Do Nurses at Ignite Medical Resort Webster, Llc Stick Around?

IGNITE MEDICAL RESORT WEBSTER, LLC has a staff turnover rate of 45%, which is about average for Texas nursing homes (state average: 46%). Moderate turnover is common in nursing homes, but families should still ask about staff tenure and how the facility maintains care continuity when employees leave.

Was Ignite Medical Resort Webster, Llc Ever Fined?

IGNITE MEDICAL RESORT WEBSTER, LLC has been fined $42,280 across 1 penalty action. The Texas average is $33,502. While any fine indicates a compliance issue, fines under $50,000 are relatively common and typically reflect isolated problems that were subsequently corrected. Families should ask what specific issues led to these fines and confirm they've been resolved.

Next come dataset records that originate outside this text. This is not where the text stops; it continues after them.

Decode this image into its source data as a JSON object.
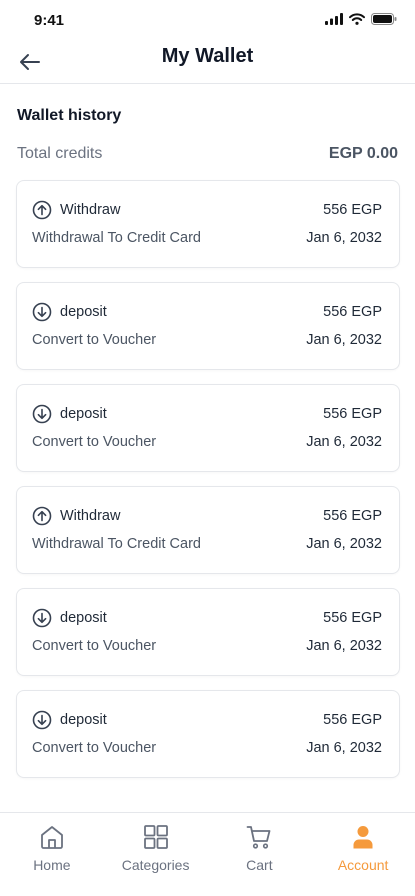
{
  "status_bar": {
    "time": "9:41"
  },
  "header": {
    "title": "My Wallet"
  },
  "wallet": {
    "section_title": "Wallet history",
    "total_label": "Total credits",
    "total_value": "EGP 0.00"
  },
  "transactions": [
    {
      "type": "Withdraw",
      "icon": "arrow-up-circle-icon",
      "amount": "556 EGP",
      "description": "Withdrawal To Credit Card",
      "date": "Jan 6, 2032"
    },
    {
      "type": "deposit",
      "icon": "arrow-down-circle-icon",
      "amount": "556 EGP",
      "description": "Convert to Voucher",
      "date": "Jan 6, 2032"
    },
    {
      "type": "deposit",
      "icon": "arrow-down-circle-icon",
      "amount": "556 EGP",
      "description": "Convert to Voucher",
      "date": "Jan 6, 2032"
    },
    {
      "type": "Withdraw",
      "icon": "arrow-up-circle-icon",
      "amount": "556 EGP",
      "description": "Withdrawal To Credit Card",
      "date": "Jan 6, 2032"
    },
    {
      "type": "deposit",
      "icon": "arrow-down-circle-icon",
      "amount": "556 EGP",
      "description": "Convert to Voucher",
      "date": "Jan 6, 2032"
    },
    {
      "type": "deposit",
      "icon": "arrow-down-circle-icon",
      "amount": "556 EGP",
      "description": "Convert to Voucher",
      "date": "Jan 6, 2032"
    }
  ],
  "nav": {
    "items": [
      {
        "label": "Home",
        "icon": "home-icon"
      },
      {
        "label": "Categories",
        "icon": "grid-icon"
      },
      {
        "label": "Cart",
        "icon": "cart-icon"
      },
      {
        "label": "Account",
        "icon": "user-icon",
        "active": true
      }
    ]
  },
  "colors": {
    "accent": "#f59a3c",
    "text": "#1f2937",
    "muted": "#6b7280",
    "border": "#e5e7eb"
  }
}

Is Ignite Medical Resort Webster, Llc on Any Federal Watch List?

IGNITE MEDICAL RESORT WEBSTER, LLC is not on any federal watch list. The most significant is the Special Focus Facility (SFF) program, which identifies the bottom 1% of nursing homes nationally based on persistent, serious quality problems. Not being on this list means the facility has avoided the pattern of deficiencies that triggers enhanced federal oversight. This is a positive indicator, though families should still review the facility's inspection history directly.